Tribunal Administratif de Lyon — Décision N° TA69-2411520

lundi 9 décembre 2024

JuridictionTribunal Administratif de Lyon
SectionTribunal Administratif de Lyon
N° DossierTA69-2411520
TypeDécision
RecoursExcès de pouvoir
PublicationC
FormationELOIGNEMENT
Avocat requérantTOMASI

Résumé IA

Le Tribunal Administratif de Lyon a été saisi par M. B, ressortissant marocain, d’un recours en excès de pouvoir contre un arrêté du préfet de l’Isère fixant le pays de destination de sa reconduite. Lors de l’audience publique, M. B a déclaré se désister de sa requête, souhaitant retourner rapidement au Maroc. Le tribunal a constaté que ce désistement était pur et simple et en a donné acte par un jugement du 9 décembre 2024. Aucune annulation de l’arrêté ni application des textes invoqués (CESDH, CESEDA) n’a donc été prononcée.

Texte intégral

Vu la procédure suivante :

Par une requête, enregistrée le 20 novembre 2024, M. A B, retenu au centre de rétention administrative de Lyon Saint-Exupéry n°1, représenté par Me Mailly, demande au tribunal :

1°) de l'admettre au bénéfice de l'aide juridictionnelle provisoire ;

2°) d'ordonner, avant-dire droit, la mise à disposition de son dossier par la préfecture ;

3°) d'annuler l'arrêté du 14 novembre 2024 par lequel le préfet de l'Isère a fixé le pays à destination duquel il sera reconduit ;

4°) de mettre à la charge de l'État la somme de 1 000 euros au titre des dispositions combinées de l'article L. 761-1 du code de justice administrative et de l'article 37 de la loi n° 91-647 du 10 juillet 1991, à charge pour son conseil de renoncer au bénéfice de l'aide juridictionnelle.

Il soutient que :

- sa requête est recevable ;

- l'arrêté attaqué est insuffisamment motivé ;

- il est entaché d'un défaut d'examen de sa situation personnelle ;

- il méconnaît les dispositions de l'article L. 721-4 du code de l'entrée et du séjour des étrangers et du droit d'asile et les stipulations de l'article 3 de la convention européenne de sauvegarde des droits de l'homme et des libertés fondamentales.

Des pièces complémentaires, enregistrées les 21 novembre et 7 décembre 2024, ont été produites pour le préfet de l'Isère, représenté par Me Tomasi.

Des pièces complémentaires, enregistrées le 6 décembre 2024, ont été produites par le centre de rétention administrative.
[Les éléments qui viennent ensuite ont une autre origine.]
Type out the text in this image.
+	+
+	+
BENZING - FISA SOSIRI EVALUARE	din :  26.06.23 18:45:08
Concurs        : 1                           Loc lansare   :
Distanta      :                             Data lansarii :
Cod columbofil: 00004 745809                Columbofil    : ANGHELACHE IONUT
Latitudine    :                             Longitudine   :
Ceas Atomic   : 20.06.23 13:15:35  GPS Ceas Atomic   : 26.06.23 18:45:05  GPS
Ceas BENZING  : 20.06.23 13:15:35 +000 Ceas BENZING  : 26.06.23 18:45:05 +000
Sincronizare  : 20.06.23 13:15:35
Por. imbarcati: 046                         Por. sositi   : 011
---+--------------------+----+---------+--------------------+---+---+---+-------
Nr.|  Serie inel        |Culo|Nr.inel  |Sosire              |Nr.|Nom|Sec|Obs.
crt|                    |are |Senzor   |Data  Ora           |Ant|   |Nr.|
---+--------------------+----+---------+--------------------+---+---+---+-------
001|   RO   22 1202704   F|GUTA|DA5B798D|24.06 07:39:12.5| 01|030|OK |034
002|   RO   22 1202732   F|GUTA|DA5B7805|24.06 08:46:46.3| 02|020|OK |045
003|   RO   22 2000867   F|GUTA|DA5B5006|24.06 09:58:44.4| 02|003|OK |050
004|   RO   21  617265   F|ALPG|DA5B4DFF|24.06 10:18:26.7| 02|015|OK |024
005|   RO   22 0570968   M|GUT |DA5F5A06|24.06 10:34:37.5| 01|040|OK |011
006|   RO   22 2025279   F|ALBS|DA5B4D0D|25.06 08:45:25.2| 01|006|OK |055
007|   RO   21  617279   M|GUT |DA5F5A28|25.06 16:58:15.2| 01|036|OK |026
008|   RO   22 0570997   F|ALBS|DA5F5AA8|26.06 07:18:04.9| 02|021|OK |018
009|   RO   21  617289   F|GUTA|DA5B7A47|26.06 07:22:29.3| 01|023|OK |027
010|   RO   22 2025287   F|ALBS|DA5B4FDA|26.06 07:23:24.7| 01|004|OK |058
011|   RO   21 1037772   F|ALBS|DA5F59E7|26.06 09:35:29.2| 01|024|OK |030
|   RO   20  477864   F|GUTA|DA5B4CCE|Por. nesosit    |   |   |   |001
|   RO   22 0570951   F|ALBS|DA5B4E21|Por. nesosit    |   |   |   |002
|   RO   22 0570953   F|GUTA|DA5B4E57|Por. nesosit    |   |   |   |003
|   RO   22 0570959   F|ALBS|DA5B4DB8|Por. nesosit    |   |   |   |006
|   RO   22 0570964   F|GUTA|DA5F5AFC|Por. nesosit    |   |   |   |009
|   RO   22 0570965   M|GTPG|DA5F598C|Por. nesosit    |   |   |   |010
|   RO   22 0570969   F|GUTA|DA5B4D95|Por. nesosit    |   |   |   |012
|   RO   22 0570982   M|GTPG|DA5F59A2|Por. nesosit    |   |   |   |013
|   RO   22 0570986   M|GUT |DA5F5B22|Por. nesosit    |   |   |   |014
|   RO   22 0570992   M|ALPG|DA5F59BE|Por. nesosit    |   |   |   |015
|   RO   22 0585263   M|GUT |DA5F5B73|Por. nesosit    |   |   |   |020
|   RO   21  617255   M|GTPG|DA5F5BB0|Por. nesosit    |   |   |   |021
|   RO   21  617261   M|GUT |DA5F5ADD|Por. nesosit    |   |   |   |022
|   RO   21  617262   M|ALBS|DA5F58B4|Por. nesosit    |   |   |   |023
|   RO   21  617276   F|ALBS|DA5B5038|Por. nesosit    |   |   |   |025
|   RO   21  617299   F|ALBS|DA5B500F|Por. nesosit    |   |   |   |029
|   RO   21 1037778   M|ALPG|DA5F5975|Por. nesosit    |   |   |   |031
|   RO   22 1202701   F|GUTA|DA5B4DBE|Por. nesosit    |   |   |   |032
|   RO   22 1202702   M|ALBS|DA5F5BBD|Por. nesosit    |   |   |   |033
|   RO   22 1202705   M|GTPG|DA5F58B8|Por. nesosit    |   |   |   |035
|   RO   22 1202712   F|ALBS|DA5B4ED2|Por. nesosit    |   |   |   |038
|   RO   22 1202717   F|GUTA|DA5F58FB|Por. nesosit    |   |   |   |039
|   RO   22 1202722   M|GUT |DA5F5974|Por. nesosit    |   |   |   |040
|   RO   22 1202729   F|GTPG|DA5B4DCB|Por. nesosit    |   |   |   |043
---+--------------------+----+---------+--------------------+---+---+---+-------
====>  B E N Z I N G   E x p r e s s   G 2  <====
Vu la décision attaquée et les autres pièces du dossier ;

Vu :

- la convention européenne de sauvegarde des droits de l'homme et des libertés fondamentales ;

- le code de l'entrée et du séjour des étrangers et du droit d'asile ;

- le code des relations entre le public et l'administration ;

- la loi n° 91-647 du 10 juillet 1991 relative à l'aide juridique ;

- le code de justice administrative.

La présidente du tribunal a désigné Mme Jeannot pour statuer sur les litiges relatifs aux décisions portant mesure d'éloignement des ressortissants étrangers en application du code de l'entrée et du séjour des étrangers et du droit d'asile.

Les parties ont été régulièrement averties du jour de l'audience.

Ont été entendus au cours de l'audience publique :

- le rapport de Mme Jeannot, magistrate désignée ;

- les observations de Me Mailly, représentant M. B, qui déclare se désister de sa requête ;

- les observations de Me Maddalena, substituant Me Tomasi, représentant le préfet de l'Isère ;

- et les observations de M. B, assisté de M. C, interprète en langue arabe, qui indique qu'il veut repartir rapidement au Maroc, son père étant malade.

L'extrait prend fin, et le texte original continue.